Читаем Карпинский полностью

Сидел так неподвижно, что вспоминают домашние, цыплята, забредшие на террасу, взлетали на поручни и спинку кресла и гуляли по плечам и коленям Александра Петровича.

Если всходил на террасу кто-нибудь из родных, он глазами и скулами делал знаки: не спугните, мол.

Задержимся на этой сценке, вглядимся и в эту картинку. Цыплята, квохчущие и снующие по плечам президента! Кому-нибудь она покажется смешной, комичной, кому-нибудь умилительной. Решимся назвать ее символической. Тише, он внимает природе, сливается с ней, погружаясь в себя...

Время перестает течь для него, останавливается, не станем и мы торопиться. Подведем итоги... мы чуть было не сказали — последние, и были вправе это произнести, потому что не кто иной, как он, в эти самые дни написал в записке, адресованной домашним:

«К  с м е р т и  м о е й  о ч е н ь  п р о ш у  о т н е с т и с ь  т р е з в о».

Еще бы! Ему восьмой десяток, и хотя он еще ох как крепок — давеча километров пятнадцать отмахал по лугам и лесам, а все равно возраст такой, что она может в любую минуту явиться. Что ж, он прожил долгую жизнь, пережил всех, почитай, сверстников да и многих учеников; у него уже не осталось друзей. Последний друг умер в 1914 году 2 января — Феодосий Николаевич Чернышев. Поднимался по лестнице в свою квартиру — в их же доме, академическом, куда переехал, когда избрали академиком, — вдруг схватился за сердце и придавленно сел на ступеньку... Врач приехал, когда все уже было кончено. А они особенно с Феодосием Николаевичем сблизились после смерти Фридриха Богдановича Шмидта в 1906-м. Оба его любили...
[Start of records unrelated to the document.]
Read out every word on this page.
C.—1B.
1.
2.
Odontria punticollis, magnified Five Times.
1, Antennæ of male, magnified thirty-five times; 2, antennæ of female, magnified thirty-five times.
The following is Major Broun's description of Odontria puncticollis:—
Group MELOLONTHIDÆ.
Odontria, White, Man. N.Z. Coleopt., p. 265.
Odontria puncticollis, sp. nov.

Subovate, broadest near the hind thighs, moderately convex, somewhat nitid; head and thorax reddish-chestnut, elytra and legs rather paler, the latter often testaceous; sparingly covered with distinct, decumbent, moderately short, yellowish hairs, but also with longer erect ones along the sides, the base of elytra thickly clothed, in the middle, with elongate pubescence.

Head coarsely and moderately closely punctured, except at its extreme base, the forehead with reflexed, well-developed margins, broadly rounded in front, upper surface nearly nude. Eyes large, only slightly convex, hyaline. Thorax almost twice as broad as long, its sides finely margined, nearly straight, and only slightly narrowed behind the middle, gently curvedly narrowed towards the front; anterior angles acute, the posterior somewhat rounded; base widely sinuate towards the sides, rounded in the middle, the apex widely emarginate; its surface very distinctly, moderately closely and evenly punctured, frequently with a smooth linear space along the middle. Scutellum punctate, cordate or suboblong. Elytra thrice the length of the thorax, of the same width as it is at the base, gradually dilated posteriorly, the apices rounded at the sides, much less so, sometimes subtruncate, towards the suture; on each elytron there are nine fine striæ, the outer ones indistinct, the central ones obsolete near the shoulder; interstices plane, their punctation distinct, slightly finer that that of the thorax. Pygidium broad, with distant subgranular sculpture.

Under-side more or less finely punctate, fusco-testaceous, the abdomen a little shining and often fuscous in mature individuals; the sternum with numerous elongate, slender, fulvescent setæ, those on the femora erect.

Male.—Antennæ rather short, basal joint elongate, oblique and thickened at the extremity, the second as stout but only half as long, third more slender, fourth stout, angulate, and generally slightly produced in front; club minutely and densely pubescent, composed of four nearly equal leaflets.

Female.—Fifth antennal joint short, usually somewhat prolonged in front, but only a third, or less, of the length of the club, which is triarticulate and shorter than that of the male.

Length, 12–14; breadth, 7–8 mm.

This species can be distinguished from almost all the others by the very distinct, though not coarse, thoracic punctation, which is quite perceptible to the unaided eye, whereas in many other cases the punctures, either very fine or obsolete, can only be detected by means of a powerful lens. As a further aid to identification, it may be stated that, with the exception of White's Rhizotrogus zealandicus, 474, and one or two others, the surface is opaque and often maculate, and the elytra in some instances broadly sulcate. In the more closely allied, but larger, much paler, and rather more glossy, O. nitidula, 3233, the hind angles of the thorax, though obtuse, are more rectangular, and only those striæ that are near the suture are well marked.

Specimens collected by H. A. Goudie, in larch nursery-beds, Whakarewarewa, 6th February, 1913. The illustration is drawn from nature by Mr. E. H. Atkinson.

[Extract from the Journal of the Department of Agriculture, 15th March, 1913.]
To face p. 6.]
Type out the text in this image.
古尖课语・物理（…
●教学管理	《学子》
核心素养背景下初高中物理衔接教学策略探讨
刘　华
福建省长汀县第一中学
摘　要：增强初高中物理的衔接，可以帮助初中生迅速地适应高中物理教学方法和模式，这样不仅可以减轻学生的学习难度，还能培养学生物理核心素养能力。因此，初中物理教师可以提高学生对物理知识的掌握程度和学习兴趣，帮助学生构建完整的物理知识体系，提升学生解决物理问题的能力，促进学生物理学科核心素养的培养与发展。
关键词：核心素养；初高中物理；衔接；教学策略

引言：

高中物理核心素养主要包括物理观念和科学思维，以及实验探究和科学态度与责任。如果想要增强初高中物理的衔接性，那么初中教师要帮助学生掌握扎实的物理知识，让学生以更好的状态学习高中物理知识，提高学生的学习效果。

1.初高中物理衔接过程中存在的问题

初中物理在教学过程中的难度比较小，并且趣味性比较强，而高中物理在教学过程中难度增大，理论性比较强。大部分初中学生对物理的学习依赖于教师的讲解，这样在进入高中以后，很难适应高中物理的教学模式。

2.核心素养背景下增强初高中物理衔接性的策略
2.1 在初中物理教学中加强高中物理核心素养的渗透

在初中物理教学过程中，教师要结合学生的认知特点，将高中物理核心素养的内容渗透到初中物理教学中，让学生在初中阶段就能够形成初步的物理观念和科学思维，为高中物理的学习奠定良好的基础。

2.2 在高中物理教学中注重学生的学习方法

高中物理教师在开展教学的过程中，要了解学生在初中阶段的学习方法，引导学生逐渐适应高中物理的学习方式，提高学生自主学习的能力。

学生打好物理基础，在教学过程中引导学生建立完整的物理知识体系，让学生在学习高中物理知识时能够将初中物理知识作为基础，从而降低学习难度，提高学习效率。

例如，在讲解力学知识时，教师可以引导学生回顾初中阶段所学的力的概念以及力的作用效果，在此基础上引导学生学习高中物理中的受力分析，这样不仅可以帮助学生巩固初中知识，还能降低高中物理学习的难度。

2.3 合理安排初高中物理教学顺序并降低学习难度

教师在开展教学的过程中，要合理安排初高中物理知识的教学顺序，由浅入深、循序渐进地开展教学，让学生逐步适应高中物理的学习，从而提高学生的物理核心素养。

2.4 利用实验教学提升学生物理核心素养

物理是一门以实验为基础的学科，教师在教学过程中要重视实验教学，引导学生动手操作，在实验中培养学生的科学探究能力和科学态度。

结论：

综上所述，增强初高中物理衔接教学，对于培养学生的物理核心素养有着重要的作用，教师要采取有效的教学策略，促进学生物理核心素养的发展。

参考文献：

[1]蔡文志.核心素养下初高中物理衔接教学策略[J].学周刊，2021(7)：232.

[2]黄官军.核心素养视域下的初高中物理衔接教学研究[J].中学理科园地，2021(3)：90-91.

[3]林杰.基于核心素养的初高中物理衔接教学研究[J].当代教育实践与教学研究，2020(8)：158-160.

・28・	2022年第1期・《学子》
Смерть, смерть, смерть!.. Какой-то разгул смерти, неистовство!.. Всякий раз, как входит теперь в академию, в эту прежде обитель тишины и торжественного покоя, сталкивается с нею, чует ее запах, запах гноя и йодоформа, слышит стоны и ругань раненых, которым дела нет до академии, до обители, до всех наук на свете, потому что все науки, вместе взятые, не могут утишить и унять раздирающую и губящую их боль... В лазарете, который разместился в академии, с начала войны дежурят его дочери и жена (сохранилась записка Карпинского Ольденбургу: «Глубокоуважаемый Сергей Федорович! Обращаюсь к Вам с покорнейшей просьбой прислать мне чистый оттиск доклада Комиссии по преподаванию математики для внесения в него сделанных исправлений. Оттиск можно передать моей дочери Александре Александровне, дежурящей сегодня утром в лазарете до 12 часов, или моей жене Александре Павловне, дежурящей от 11 до 2 часов»), и дочери и жена, возвращаясь с дежурства, рассказывали об операциях, ампутациях, перевязках и о смерти, о трупах, которые нянечки тайком от раненых, чтобы не волновать их, выносят, прикрывши серым байковым одеялом, на носилках в подвал, а оттуда их увозят на машинах...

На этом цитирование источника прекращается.